Advocates of expiring tax credits for wind power projects will greet next week’s return of Congress with a multi-front campaign for extension of the incentives in the lame-duck session.
A bipartisan group of governors, under the umbrella of the 28-member Governors’ Wind Coalition, will hold a Tuesday press conference calling for an extension of the production tax credit that’s scheduled to expire at year’s end.
Iowa Gov. Terry Branstad (R) and Oregon Gov. John Kitzhaber (D) will be at the Capitol Hill event, while Colorado Gov. John Hickenlooper (D) and perhaps Kansas Gov. Sam Brownback will join by phone, an advisory states.
Separately, the Sierra Club has blanketed a Capitol Hill metro station with ads in advance of a multiday “wind week” campaign next week to promote extension of the credits.
“Wind power makes clean energy, good jobs and better future. Don’t blow it,” some of the ads state, showing images of people working on wind projects. The ads, shown here, will run for a month.
The wind industry calls the production tax credit vital to financing new projects, and says that uncertainty about its future is what’s behind a number of recent layoffs by companies such as Vestas Wind Systems.
The industry will shed 37,000 jobs if the credit expires, according to a study by the consulting firm Navigant that was commissioned by the American Wind Energy Association (AWEA).
“Wind week” will involve labor, environmental and wind industry groups, the Sierra Club said.
“Every day that Congress delays action means more layoffs and job losses for American workers. The wind industry doesn’t just support clean energy that keeps our air free of pollution, it also feeds the families of 75,000 workers,” Sierra Club President Michael Brune said in a statement.
Elsewhere, AWEA is lobbying hard for the credit and plans to deliver Congress a petition from wind industry workers – including veterans in the sector – as soon as next week.
The trade group’s fall symposium with industry officials in Arizona next week is also expected to feature strategizing over how to move the credit’s extension in the lame-duck session.
The 20-year-old credit has historically had bipartisan backing, but Republicans are increasingly criticizing green energy programs.

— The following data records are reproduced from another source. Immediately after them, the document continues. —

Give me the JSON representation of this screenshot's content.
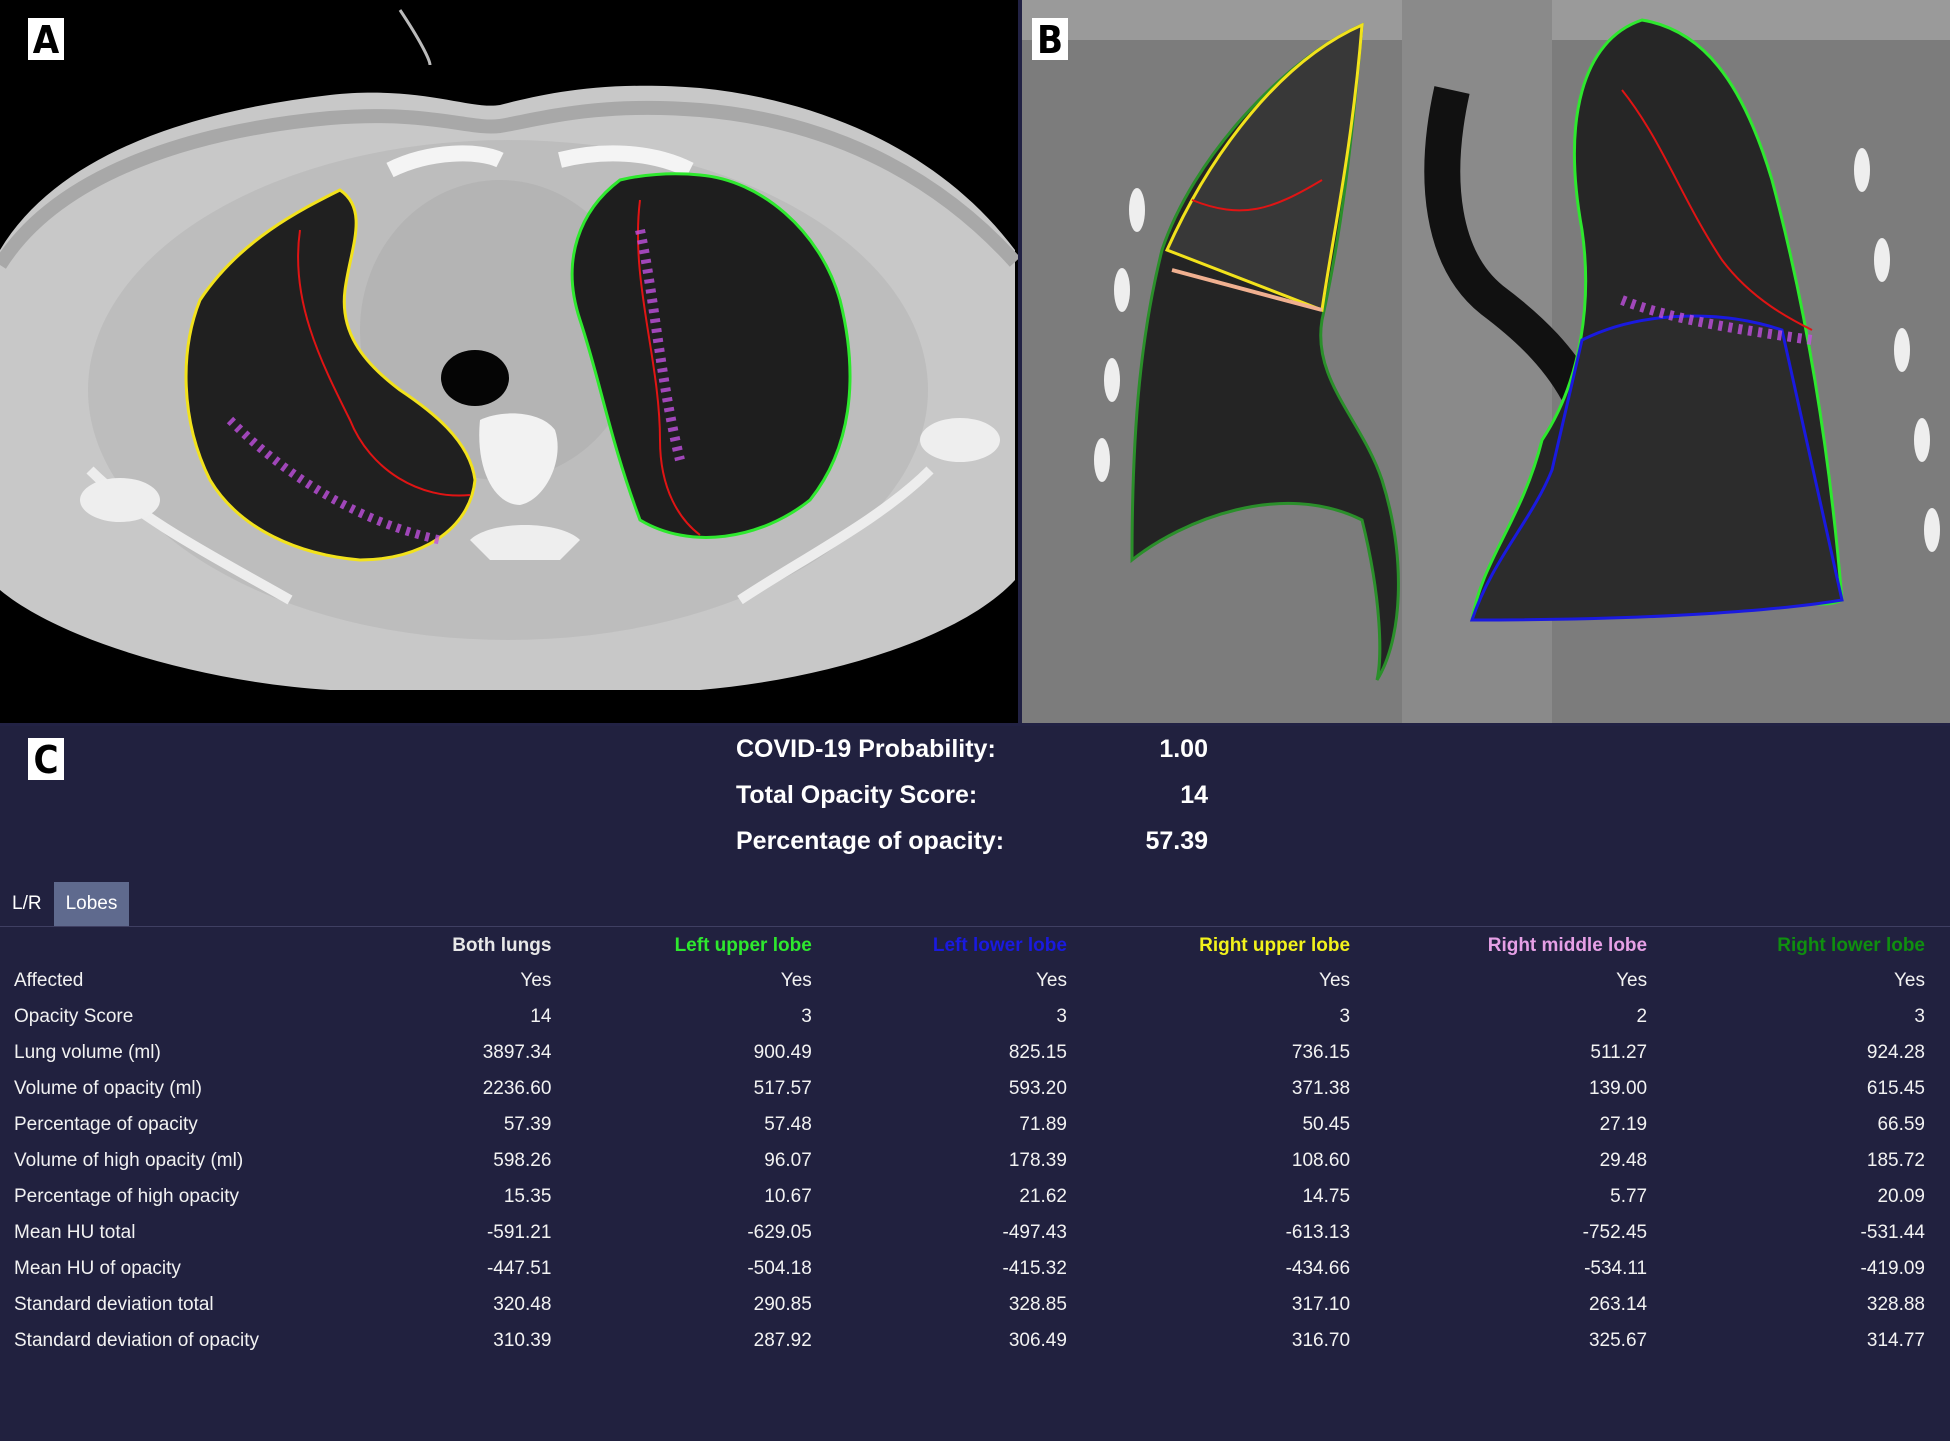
{
  "panels": {
    "a": {
      "label": "A"
    },
    "b": {
      "label": "B"
    },
    "c": {
      "label": "C"
    }
  },
  "summary": {
    "covid_probability_label": "COVID-19 Probability:",
    "covid_probability_value": "1.00",
    "total_opacity_score_label": "Total Opacity Score:",
    "total_opacity_score_value": "14",
    "percentage_opacity_label": "Percentage of opacity:",
    "percentage_opacity_value": "57.39"
  },
  "tabs": [
    {
      "label": "L/R",
      "active": true
    },
    {
      "label": "Lobes",
      "active": false
    }
  ],
  "columns": [
    {
      "label": "Both lungs",
      "color": "#e8e8e8"
    },
    {
      "label": "Left upper lobe",
      "color": "#2ee82e"
    },
    {
      "label": "Left lower lobe",
      "color": "#1a1adf"
    },
    {
      "label": "Right upper lobe",
      "color": "#f2f21c"
    },
    {
      "label": "Right middle lobe",
      "color": "#e6a0e6"
    },
    {
      "label": "Right lower lobe",
      "color": "#0f8f0f"
    }
  ],
  "rows": [
    {
      "label": "Affected",
      "values": [
        "Yes",
        "Yes",
        "Yes",
        "Yes",
        "Yes",
        "Yes"
      ]
    },
    {
      "label": "Opacity Score",
      "values": [
        "14",
        "3",
        "3",
        "3",
        "2",
        "3"
      ]
    },
    {
      "label": "Lung volume (ml)",
      "values": [
        "3897.34",
        "900.49",
        "825.15",
        "736.15",
        "511.27",
        "924.28"
      ]
    },
    {
      "label": "Volume of opacity (ml)",
      "values": [
        "2236.60",
        "517.57",
        "593.20",
        "371.38",
        "139.00",
        "615.45"
      ]
    },
    {
      "label": "Percentage of opacity",
      "values": [
        "57.39",
        "57.48",
        "71.89",
        "50.45",
        "27.19",
        "66.59"
      ]
    },
    {
      "label": "Volume of high opacity (ml)",
      "values": [
        "598.26",
        "96.07",
        "178.39",
        "108.60",
        "29.48",
        "185.72"
      ]
    },
    {
      "label": "Percentage of high opacity",
      "values": [
        "15.35",
        "10.67",
        "21.62",
        "14.75",
        "5.77",
        "20.09"
      ]
    },
    {
      "label": "Mean HU total",
      "values": [
        "-591.21",
        "-629.05",
        "-497.43",
        "-613.13",
        "-752.45",
        "-531.44"
      ]
    },
    {
      "label": "Mean HU of opacity",
      "values": [
        "-447.51",
        "-504.18",
        "-415.32",
        "-434.66",
        "-534.11",
        "-419.09"
      ]
    },
    {
      "label": "Standard deviation total",
      "values": [
        "320.48",
        "290.85",
        "328.85",
        "317.10",
        "263.14",
        "328.88"
      ]
    },
    {
      "label": "Standard deviation of opacity",
      "values": [
        "310.39",
        "287.92",
        "306.49",
        "316.70",
        "325.67",
        "314.77"
      ]
    }
  ],
  "contour_colors": {
    "right_lung": "#f2e21c",
    "left_lung": "#2ee82e",
    "opacity": "#e01414",
    "ground_glass": "#c050e0",
    "lower_lobe": "#1a1adf",
    "fissure": "#f0b090"
  }
}
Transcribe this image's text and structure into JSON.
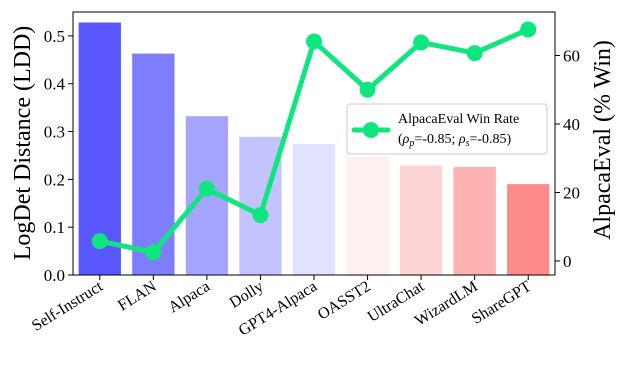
{
  "chart_data": {
    "type": "bar",
    "categories": [
      "Self-Instruct",
      "FLAN",
      "Alpaca",
      "Dolly",
      "GPT4-Alpaca",
      "OASST2",
      "UltraChat",
      "WizardLM",
      "ShareGPT"
    ],
    "series": [
      {
        "axis": "left",
        "type": "bar",
        "values": [
          0.528,
          0.463,
          0.332,
          0.289,
          0.274,
          0.247,
          0.229,
          0.226,
          0.19
        ],
        "colors": [
          "#5858fe",
          "#7e7efd",
          "#a5a5fd",
          "#c3c3fe",
          "#e2e2fd",
          "#fff0f0",
          "#fed3d3",
          "#feb3b3",
          "#ff8a8a"
        ]
      },
      {
        "axis": "right",
        "type": "line",
        "name": "AlpacaEval Win Rate",
        "values": [
          5.8,
          2.5,
          21.1,
          13.4,
          64.1,
          50.0,
          63.8,
          60.7,
          67.6
        ],
        "color": "#10e680"
      }
    ],
    "ylabel": "LogDet Distance (LDD)",
    "ylabel_right": "AlpacaEval (% Win)",
    "ylim": [
      0,
      0.55
    ],
    "ylim_right": [
      -4.1,
      72.7
    ],
    "yticks": [
      "0.0",
      "0.1",
      "0.2",
      "0.3",
      "0.4",
      "0.5"
    ],
    "yticks_right": [
      "0",
      "20",
      "40",
      "60"
    ],
    "legend": {
      "placement": "center-right",
      "entry": "AlpacaEval Win Rate",
      "subtitle_parts": [
        "(",
        "ρ",
        "p",
        "=-0.85; ",
        "ρ",
        "s",
        "=-0.85)"
      ]
    }
  }
}
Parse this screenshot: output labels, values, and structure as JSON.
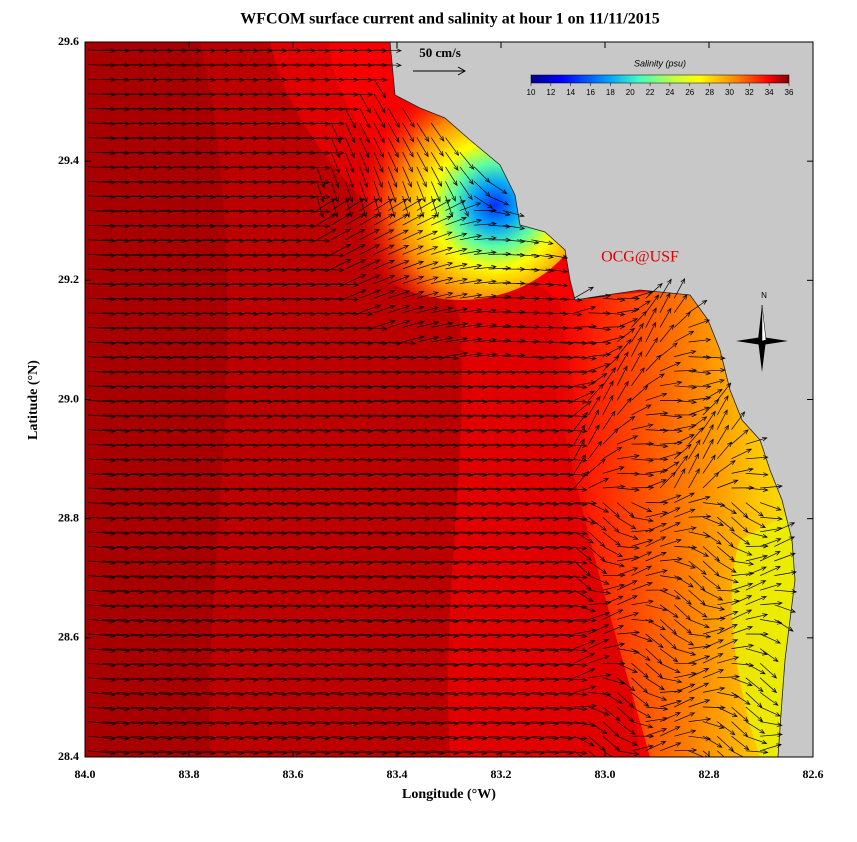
{
  "title": "WFCOM surface current and salinity at hour 1 on 11/11/2015",
  "x_axis": {
    "label": "Longitude (°W)",
    "lim": [
      84.0,
      82.6
    ],
    "ticks": [
      {
        "value": 84.0,
        "label": "84.0"
      },
      {
        "value": 83.8,
        "label": "83.8"
      },
      {
        "value": 83.6,
        "label": "83.6"
      },
      {
        "value": 83.4,
        "label": "83.4"
      },
      {
        "value": 83.2,
        "label": "83.2"
      },
      {
        "value": 83.0,
        "label": "83.0"
      },
      {
        "value": 82.8,
        "label": "82.8"
      },
      {
        "value": 82.6,
        "label": "82.6"
      }
    ]
  },
  "y_axis": {
    "label": "Latitude (°N)",
    "lim": [
      28.4,
      29.6
    ],
    "ticks": [
      {
        "value": 28.4,
        "label": "28.4"
      },
      {
        "value": 28.6,
        "label": "28.6"
      },
      {
        "value": 28.8,
        "label": "28.8"
      },
      {
        "value": 29.0,
        "label": "29.0"
      },
      {
        "value": 29.2,
        "label": "29.2"
      },
      {
        "value": 29.4,
        "label": "29.4"
      },
      {
        "value": 29.6,
        "label": "29.6"
      }
    ]
  },
  "colorbar": {
    "title": "Salinity (psu)",
    "lim": [
      10,
      36
    ],
    "ticks": [
      10,
      12,
      14,
      16,
      18,
      20,
      22,
      24,
      26,
      28,
      30,
      32,
      34,
      36
    ]
  },
  "scale_label": "50 cm/s",
  "watermark": "OCG@USF",
  "compass": "N"
}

Critics of the credit are also boosting their efforts. The American Energy Alliance, a conservative group with fossil fuel industry backing, is circulating a new study on Capitol Hill that’s critical of the incentive.
It argues that the credit provides “training wheels” to an industry that doesn’t need them – especially at taxpayers’ expense.
The Senate Finance Committee in August approved a one-year extension of the credit, which carries an estimated cost of $12 billion over the next decade.
But the committee bill, which extends a series of expiring tax incentives, did not yet make it to the Senate floor. The House has not acted on the credit.